The Contractor assigned specific routes and times of day for the transport of materials this was captured in the CEMP. Entrances to the project sites and diversion plans were arranged in a manner that they do not disturb the local community; this is captured in the Traffic Management Plan. From the onset of the project, site office staff were surveyed about their office commuting patterns and encouraged to carpool in groups based on the findings. Potential carpooling opportunities were identified and encouraged where possible. Lastly, during the winter months the Contractor launched a ‘Bike to Work’ initiative whereby staff were incentivized with helmets and bike lights if they cycled to work. Staff were also permitted access an on-site shower if they cycled to work. The ‘bike to work’ initiative was promoted through posters and emails.

What were the main challenges for the project and how were these overcome?

The main challenge in this case was that the CEEQUAL Assessor was engaged after the concept design was complete. Therefore, there were aspects in the design and the evidence documentation that the Assessor could not influence. This was overcome by being very selective with the credits targeted.

Another limitation in terms of ecology and biodiversity was that the project wasn’t permitted by the municipality to improve the landscape as part of the reinstatement plan, everything had to be restored to its exact preconstruction condition. The project team organized a meeting with leading figures of the Public Parks Department to discuss opportunities for improvement to the landscape in future projects and the potential benefits associated.

The final major challenge was benchmarking/setting targets for energy and water. This is a major part of the CEEQUAL assessment and required for some points. This was challenging because the stage at which the CEEQUAL Assessor was engaged and there were no comparable projects in the region with available metrics to be reference. The projects carbon data now serves as a benchmark for future projects.

What were the drivers and perceived benefits for undertaking a CEEQUAL assessment on this project?

Qatar is embracing sustainability in the built environment with schemes such as LEED, BREEM, and GSAS. There is a shift in attitude to adopt sustainability as a necessary practice. CEEQUAL was the most appropriate framework to manage a project of this typology and scale.

How did the use of CEEQUAL influence the outcomes of the project? What was done differently because of the CEEQUAL process?

CEEQUAL influenced the practice of reducing carbon emissions during construction. The Carbon Footprint Management plan which included various resource efficiency strategies integrated requirements from the CEEQUAL assessment (specifically in section 8 and 9). Had it not been for CEEQUAL material, water, fuel, and waste tracking would not so integral to the reporting process. The urgency to optimize resources and reduce waste would also not be as pressing if CEEQUAL was not used.

What elements of this project highlight best practice and innovation?

Elements of this project that highlight best practise were, optimized material efficiency, benchmarking for future projects in the region, and maximizing water efficiency.

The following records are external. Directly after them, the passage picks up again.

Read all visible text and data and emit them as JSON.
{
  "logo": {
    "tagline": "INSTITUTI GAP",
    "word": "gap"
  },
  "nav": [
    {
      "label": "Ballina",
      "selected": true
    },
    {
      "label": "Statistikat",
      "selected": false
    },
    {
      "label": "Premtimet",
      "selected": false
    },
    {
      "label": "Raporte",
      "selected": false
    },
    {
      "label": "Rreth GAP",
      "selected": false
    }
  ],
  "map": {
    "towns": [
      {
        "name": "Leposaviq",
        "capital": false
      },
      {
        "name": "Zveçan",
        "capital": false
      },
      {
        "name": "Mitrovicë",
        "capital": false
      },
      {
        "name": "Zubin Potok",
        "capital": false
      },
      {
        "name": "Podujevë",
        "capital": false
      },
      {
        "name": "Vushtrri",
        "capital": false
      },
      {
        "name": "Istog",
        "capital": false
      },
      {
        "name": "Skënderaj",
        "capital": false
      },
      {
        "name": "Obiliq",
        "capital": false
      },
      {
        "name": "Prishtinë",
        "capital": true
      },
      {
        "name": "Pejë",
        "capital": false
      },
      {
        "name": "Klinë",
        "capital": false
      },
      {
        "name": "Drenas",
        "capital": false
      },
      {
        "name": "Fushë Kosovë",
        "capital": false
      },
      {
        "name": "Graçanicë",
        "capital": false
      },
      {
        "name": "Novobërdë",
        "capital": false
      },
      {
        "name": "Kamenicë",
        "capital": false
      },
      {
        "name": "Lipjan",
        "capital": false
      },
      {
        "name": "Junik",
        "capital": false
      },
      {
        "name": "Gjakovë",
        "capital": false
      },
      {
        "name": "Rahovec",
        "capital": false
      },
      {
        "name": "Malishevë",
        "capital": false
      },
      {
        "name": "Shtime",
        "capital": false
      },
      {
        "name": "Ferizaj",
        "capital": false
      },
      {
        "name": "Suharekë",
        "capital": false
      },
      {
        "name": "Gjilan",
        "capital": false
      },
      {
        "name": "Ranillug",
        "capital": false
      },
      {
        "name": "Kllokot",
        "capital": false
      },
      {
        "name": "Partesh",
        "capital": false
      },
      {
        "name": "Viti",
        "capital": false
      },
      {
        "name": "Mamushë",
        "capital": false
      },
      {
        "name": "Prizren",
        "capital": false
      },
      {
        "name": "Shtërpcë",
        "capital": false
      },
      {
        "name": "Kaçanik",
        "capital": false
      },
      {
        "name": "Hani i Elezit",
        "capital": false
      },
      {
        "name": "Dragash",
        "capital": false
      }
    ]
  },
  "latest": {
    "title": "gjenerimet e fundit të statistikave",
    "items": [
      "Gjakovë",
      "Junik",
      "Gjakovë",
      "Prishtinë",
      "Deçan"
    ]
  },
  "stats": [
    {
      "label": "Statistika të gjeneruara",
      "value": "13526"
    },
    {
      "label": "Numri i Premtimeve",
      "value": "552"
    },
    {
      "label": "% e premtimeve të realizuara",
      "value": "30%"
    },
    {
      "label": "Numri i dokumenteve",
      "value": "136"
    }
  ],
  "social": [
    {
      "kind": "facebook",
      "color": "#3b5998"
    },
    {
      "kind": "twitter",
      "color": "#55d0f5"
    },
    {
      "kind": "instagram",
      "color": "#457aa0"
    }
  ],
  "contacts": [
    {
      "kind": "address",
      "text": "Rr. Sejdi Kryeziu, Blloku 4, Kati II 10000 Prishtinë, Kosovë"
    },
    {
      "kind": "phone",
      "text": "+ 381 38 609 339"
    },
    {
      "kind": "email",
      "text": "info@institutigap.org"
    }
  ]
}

MTS is successful in providing a safe, sustainable, innovative and best-in-class sewage infrastructure, resulting in a higher quality of life for Qatar’s future generations, in alignment with the Qatari National Vision 2030

Mahmoud Kamal, Environmental Manager
Contractor (Bouygues/UCC- KEO Consultants)

The project will provide advanced solutions for transferring sewage water in Doha. The programme is designed to serve the city of Doha and its surroundings, where 90% of Qatar’s population resides. The city has seen a rapid population growth over the last few years, which necessitated the expansion of its sanitation system. We’re glad to have delivered a project which speaks to Qatar’s investment in building a sustainable future.

Daniel Clert, Director of Construction